A former Vice- Chancellor of the University of Education, Winneba (UEW), Prof. Jophus Anamuah-Mensah, has called for the review of the senior high school (SHS) curriculum to reflect the changing global and national developments in science and technology.
He lamented that for over a decade, “the curriculum of senior high school (SHS) has not been reviewed,” neither had the infrastructure been improved to be in sync with increasing population of the country.
Prof. Anamuah-Mensah, who is currently the Board Chair of Transforming Teacher and Learning (T-TEL), said this at a town hall meeting organised by the Institute of Teacher Education and Development (INTED).
The town hall meeting formed part of INTED’s awareness creation of its “Leading Girls’ Learning Programme (LGLP)” under its “Transforming To Impact Educators and Marginalised Youth in West Africa Project”.
Increase girls education
According to him, a much greater issue was that SHS education constituted a critical transitional point, a crossroad, in the education pipeline which prepared students to enter the world of work, or pursue further studies in tertiary institutions, and for lifelong learning.
However, he said teaching and learning in SHS was overly focused on factual recall of content knowledge and was not engaging students and helping to develop critical thinking and analytical skills, and obviously not preparing them for the world of work.
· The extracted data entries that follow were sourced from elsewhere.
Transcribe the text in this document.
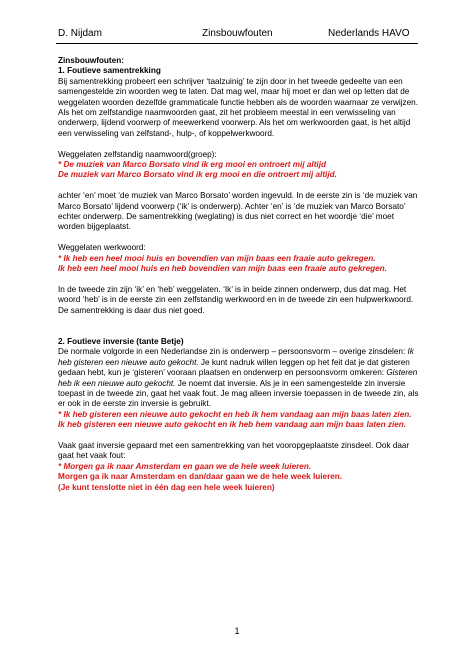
D. Nijdam	Zinsbouwfouten	Nederlands HAVO

Zinsbouwfouten:

1. Foutieve samentrekking

Bij samentrekking probeert een schrijver ‘taalzuinig’ te zijn door in het tweede gedeelte van een samengestelde zin woorden weg te laten. Dat mag wel, maar hij moet er dan wel op letten dat de weggelaten woorden dezelfde grammaticale functie hebben als de woorden waarnaar ze verwijzen. Als het om zelfstandige naamwoorden gaat, zit het probleem meestal in een verwisseling van onderwerp, lijdend voorwerp of meewerkend voorwerp. Als het om werkwoorden gaat, is het altijd een verwisseling van zelfstand-, hulp-, of koppelwerkwoord.

Weggelaten zelfstandig naamwoord(groep):

* De muziek van Marco Borsato vind ik erg mooi en ontroert mij altijd

De muziek van Marco Borsato vind ik erg mooi en die ontroert mij altijd.

achter ‘en’ moet ‘de muziek van Marco Borsato’ worden ingevuld. In de eerste zin is ‘de muziek van Marco Borsato’ lijdend voorwerp (‘ik’ is onderwerp). Achter ‘en’ is ‘de muziek van Marco Borsato’ echter onderwerp. De samentrekking (weglating) is dus niet correct en het woordje ‘die’ moet worden bijgeplaatst.

Weggelaten werkwoord:

* Ik heb een heel mooi huis en bovendien van mijn baas een fraaie auto gekregen.

Ik heb een heel mooi huis en heb bovendien van mijn baas een fraaie auto gekregen.

In de tweede zin zijn ‘ik’ en ‘heb’ weggelaten. ‘Ik’ is in beide zinnen onderwerp, dus dat mag. Het woord ‘heb’ is in de eerste zin een zelfstandig werkwoord en in de tweede zin een hulpwerkwoord. De samentrekking is daar dus niet goed.

2. Foutieve inversie (tante Betje)

De normale volgorde in een Nederlandse zin is onderwerp – persoonsvorm – overige zinsdelen: Ik heb gisteren een nieuwe auto gekocht. Je kunt nadruk willen leggen op het feit dat je dat gisteren gedaan hebt, kun je ‘gisteren’ vooraan plaatsen en onderwerp en persoonsvorm omkeren: Gisteren heb ik een nieuwe auto gekocht. Je noemt dat inversie. Als je in een samengestelde zin inversie toepast in de tweede zin, gaat het vaak fout. Je mag alleen inversie toepassen in de tweede zin, als er ook in de eerste zin inversie is gebruikt.

* Ik heb gisteren een nieuwe auto gekocht en heb ik hem vandaag aan mijn baas laten zien.

Ik heb gisteren een nieuwe auto gekocht en ik heb hem vandaag aan mijn baas laten zien.

Vaak gaat inversie gepaard met een samentrekking van het vooropgeplaatste zinsdeel. Ook daar gaat het vaak fout:

* Morgen ga ik naar Amsterdam en gaan we de hele week luieren.

Morgen ga ik naar Amsterdam en dan/daar gaan we de hele week luieren.

(Je kunt tenslotte niet in één dag een hele week luieren)

1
He said the assessment system was driving teacher and student behaviour and contributing to a focus on factual recall and did not emphasise the importance of practical learning and skills development.
Also, he said there was a general perception that more could be done to improve pedagogy and practical application of knowledge, saying, “this extends to in-service teachers where there is a real desire for more Continuing Professional Development (CPD) and in-service training”.
On the need to increase girls education, Prof. Anamuah-Mensah said, “every country that has made rapid, and significant progress has placed education at the heart of its development” and had, therefore, called for the need for the country, “to go further to place gender at the centre of our education in order to accelerate our development”.
The Executive Director, INTED, Kwabena Ampoful, giving an overview of the project, said the United States Agency for International Development (USAID) was supporting INTED with its transformation strategy, which included the evolution into a more sustainable, inclusive, engaged, and impactful private organisation within the regional education sector.
He said under its five-year project titled: "Transforming into a Membership-Based Organisation to Impact Educators and Marginalised Youth across West Africa," INTED would pilot and expand multiple professional development programmes aimed at improving the quality of education for the benefit of young people in lower-income communities.
The project, he said, was aimed at addressing gender, socio-economic, regional, and world-of-work inequities.
He said INTED had worked with development partners since 2011 to improve the quality of teaching and leadership practices in schools, especially those at the SHS level saying since its inception, it has provided professional development programmes to over 3,500 teachers in over 70 schools in the country.
He said INTED in 2020 received funding support from the United States Government, through a Cultural Affairs grant to support the pilot of the LGLP during the 2020/2021 academic year.
The pilot LGLP, he said, targeted impacting 240 teachers, 23 Master Fellows, and over 6,000 learners mostly female in 12 SHSs from the Central and Eastern regions.